Рядом, на скамье, Блер потягивается, зевает во весь рот и опять принимается глазеть; он больше всех любит наблюдать за птицами: они живут так мало и так спешат наесться.
Да и все мы смотрим на них и на старого, общипанного, вконец истасканного петуха; сквозь облезлый пух виднеется голая, словно резиновая, ляжка, темная, как поджаренный кусок мяса. Петух подходит к белой наседке, которая то отворачивается, как будто сухо говорит «нет!» — и сердито клохчет, то наблюдает за ним голубыми глазами, похожими на маленькие эмалированные циферблаты.
— Хорошо здесь! — говорит Барк.
— Гляди, вот утята! — отвечает Блер. — Они забавные, чудные!
Проходит вереница крошечных утят; это еще почти яйца на лапках; большая голова торчит на шейке, как на веревочке, и быстро-быстро тянет за собой тщедушное тельце.
Из своего угла толстая собака тоже смотрит на них глубокими честными черными глазами, в которых под косым лучом солнца светится прекрасный рыжий блик.
За этим двором, через выемку в низкой стене, виден плодовый сад; зеленая густая влажная трава покрывает жирную землю; дальше высится стена из зелени, украшенная цветами, белыми, как статуи, или пестрыми, как банты. Еще дальше — луг, где вытянулись зелено-черные и зелено-золотистые тени тополей. Еще дальше — грядка торчком вставшего хмеля и грядка сидящих в ряд кочанов капусты. На солнце, в воздухе и на земле с музыкальным жужжанием трудятся пчелы, как об этом говорится в стихах, а кузнечик вопреки басням поет без всякой скромности и один заполняет своим стрекотанием все пространство.

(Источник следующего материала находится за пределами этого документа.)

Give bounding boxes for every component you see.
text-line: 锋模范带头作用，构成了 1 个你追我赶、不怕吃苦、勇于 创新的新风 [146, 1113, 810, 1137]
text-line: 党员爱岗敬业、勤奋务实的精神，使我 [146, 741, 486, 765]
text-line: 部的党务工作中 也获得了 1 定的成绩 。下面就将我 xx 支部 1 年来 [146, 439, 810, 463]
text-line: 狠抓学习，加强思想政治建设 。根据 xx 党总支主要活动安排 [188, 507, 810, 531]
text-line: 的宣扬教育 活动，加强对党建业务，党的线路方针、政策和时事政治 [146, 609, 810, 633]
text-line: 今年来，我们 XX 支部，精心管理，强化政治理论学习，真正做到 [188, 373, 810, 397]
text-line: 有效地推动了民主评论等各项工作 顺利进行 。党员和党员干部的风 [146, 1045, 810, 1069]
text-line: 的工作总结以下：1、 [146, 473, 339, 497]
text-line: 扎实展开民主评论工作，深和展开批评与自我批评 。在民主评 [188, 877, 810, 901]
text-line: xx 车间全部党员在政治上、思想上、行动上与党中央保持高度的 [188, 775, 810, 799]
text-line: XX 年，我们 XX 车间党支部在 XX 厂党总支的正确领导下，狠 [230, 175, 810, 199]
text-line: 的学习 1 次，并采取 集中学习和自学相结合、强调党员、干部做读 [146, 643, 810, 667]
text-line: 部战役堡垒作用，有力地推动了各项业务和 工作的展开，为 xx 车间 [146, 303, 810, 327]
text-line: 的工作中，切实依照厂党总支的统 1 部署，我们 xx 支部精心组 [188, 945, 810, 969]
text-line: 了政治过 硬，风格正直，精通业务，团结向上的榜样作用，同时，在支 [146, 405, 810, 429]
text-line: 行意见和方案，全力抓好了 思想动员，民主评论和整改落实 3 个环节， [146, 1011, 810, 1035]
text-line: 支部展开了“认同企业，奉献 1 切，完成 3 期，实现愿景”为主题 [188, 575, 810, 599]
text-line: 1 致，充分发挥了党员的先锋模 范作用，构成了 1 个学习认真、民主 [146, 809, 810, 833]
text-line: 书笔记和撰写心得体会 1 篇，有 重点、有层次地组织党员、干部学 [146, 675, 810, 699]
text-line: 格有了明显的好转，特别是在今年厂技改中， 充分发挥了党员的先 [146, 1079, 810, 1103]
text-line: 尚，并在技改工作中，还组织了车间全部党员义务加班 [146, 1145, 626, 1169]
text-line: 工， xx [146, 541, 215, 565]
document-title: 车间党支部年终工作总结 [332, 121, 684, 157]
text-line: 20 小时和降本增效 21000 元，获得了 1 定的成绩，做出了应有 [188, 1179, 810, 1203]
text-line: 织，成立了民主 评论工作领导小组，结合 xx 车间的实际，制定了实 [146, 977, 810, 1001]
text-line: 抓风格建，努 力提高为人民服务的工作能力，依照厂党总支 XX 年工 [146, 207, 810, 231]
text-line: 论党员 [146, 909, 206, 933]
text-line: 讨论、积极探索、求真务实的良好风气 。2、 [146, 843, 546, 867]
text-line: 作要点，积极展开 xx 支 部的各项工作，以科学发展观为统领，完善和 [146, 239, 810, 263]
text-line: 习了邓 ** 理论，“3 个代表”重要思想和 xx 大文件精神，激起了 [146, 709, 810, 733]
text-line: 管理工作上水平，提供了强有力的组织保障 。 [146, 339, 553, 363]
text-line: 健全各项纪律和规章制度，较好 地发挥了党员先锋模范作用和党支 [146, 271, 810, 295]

С вершины тополя вихрем слетает полубелая, получерная сорока, похожая на обгорелый клочок газеты.
Солдаты сидят на каменной скамье и, прищурив глаза, с наслаждением потягиваются и греются на солнце, которое в этом широком дворе накаляет воздух, как в бане.
— Мы здесь уже семнадцать дней! А мы-то думали, что нас вот-вот отсюда отправят!

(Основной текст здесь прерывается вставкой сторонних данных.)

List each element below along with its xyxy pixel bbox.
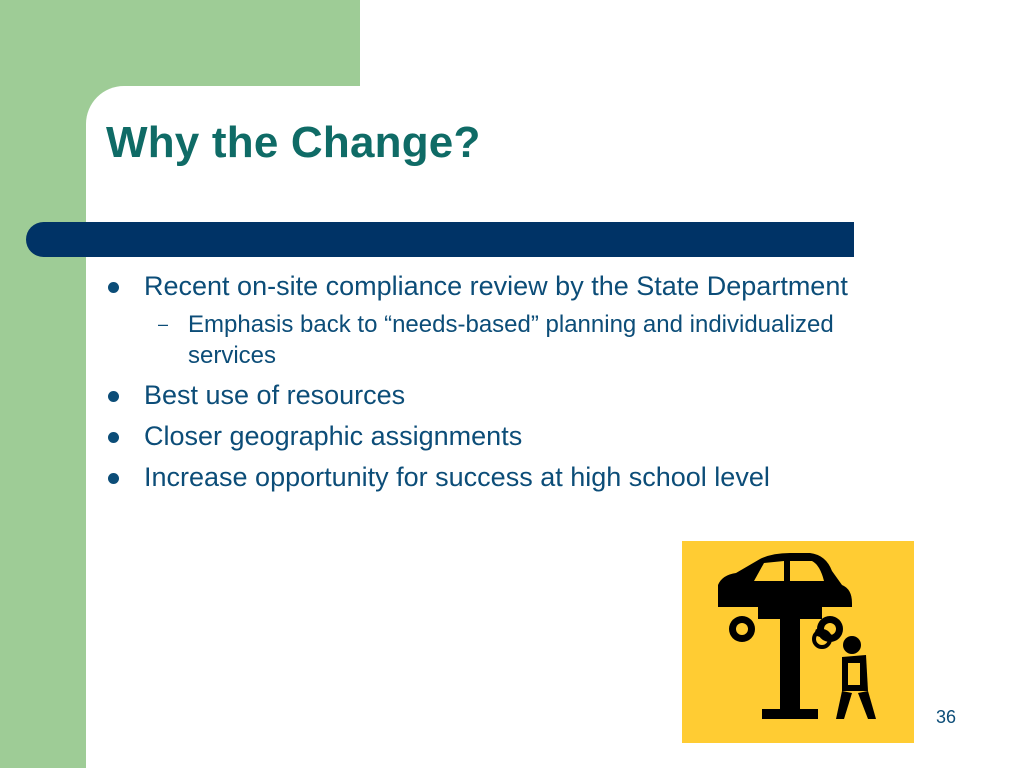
bullet-item [108,461,868,494]
sub-bullet-list [144,309,868,371]
bullet-text: Recent on-site compliance review by the State Department [144,271,848,301]
bullet-text: Increase opportunity for success at high school level [144,462,770,492]
bullet-dot [108,473,119,484]
bullet-item [108,420,868,453]
slide-number: 36 [936,707,957,727]
sub-bullet-item [144,309,868,371]
car-mechanic-lift-icon [682,541,914,743]
bullet-text: Closer geographic assignments [144,421,523,451]
bullet-dot [108,282,119,293]
bullet-item [108,270,868,371]
top-right-white-area [360,0,1024,88]
bullet-text: Best use of resources [144,380,406,410]
bullet-item [108,379,868,412]
sub-bullet-text: Emphasis back to “needs-based” planning and individualized services [188,311,834,369]
bullet-dot [108,391,119,402]
title-divider-bar [26,222,854,257]
sub-bullet-dash: – [158,314,169,334]
bullet-dot [108,432,119,443]
bullet-list [108,270,868,502]
slide-title: Why the Change? [106,118,481,167]
clipart-drawing [682,541,914,743]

— Никогда нельзя знать! — говорит Паради, покачивая головой, и щелкает языком.
В открытые ворота виднеется куча солдат; они разгуливают, задрав нос, и наслаждаются солнцем, а дальше в одиночку ходит Теллюрюр. Он выступает посреди улицы; колыхая пышным животом, ковыляя на кривых ногах, похожих на ручки корзины, он обильно заплевывает землю.
— А мы еще думали, что здесь будет плохо, как на других стоянках. Но на этот раз настоящий отдых: и погода соответственная, и вообще хорошо.
— И занятий и работ не так уж много.
— Иногда приходишь сюда отдохнуть.
Старичок, сидящий на краю скамьи (это не кто иной, как дедушка, искавший клад в день нашего приезда), подвигается к нам и поднимает палец.
— Когда я был молодым, женщины на меня заглядывались, — утверждает он, покачивая головой. — Ну и перебывало же у меня бабенок!
— А-а! — рассеянно говорим мы: от этой старческой болтовни наше внимание кстати отвлек грохот нагруженной, тяжело подвигающейся телеги.
— А теперь, — продолжает старик, — я думаю только о деньгах.
— Ах да, вы ведь ищете клад, папаша.
— Конечно, — говорит старик.
Он чувствует наше недоверие.
Он ударяет себя по черепу указательным пальцем и показывает на дом.
— Глядите, — говорит он, показывая на какое-то насекомое, ползущее по стене. — Что этот зверь говорит? Он говорит: «Я — паук, я тку нитки богородицы».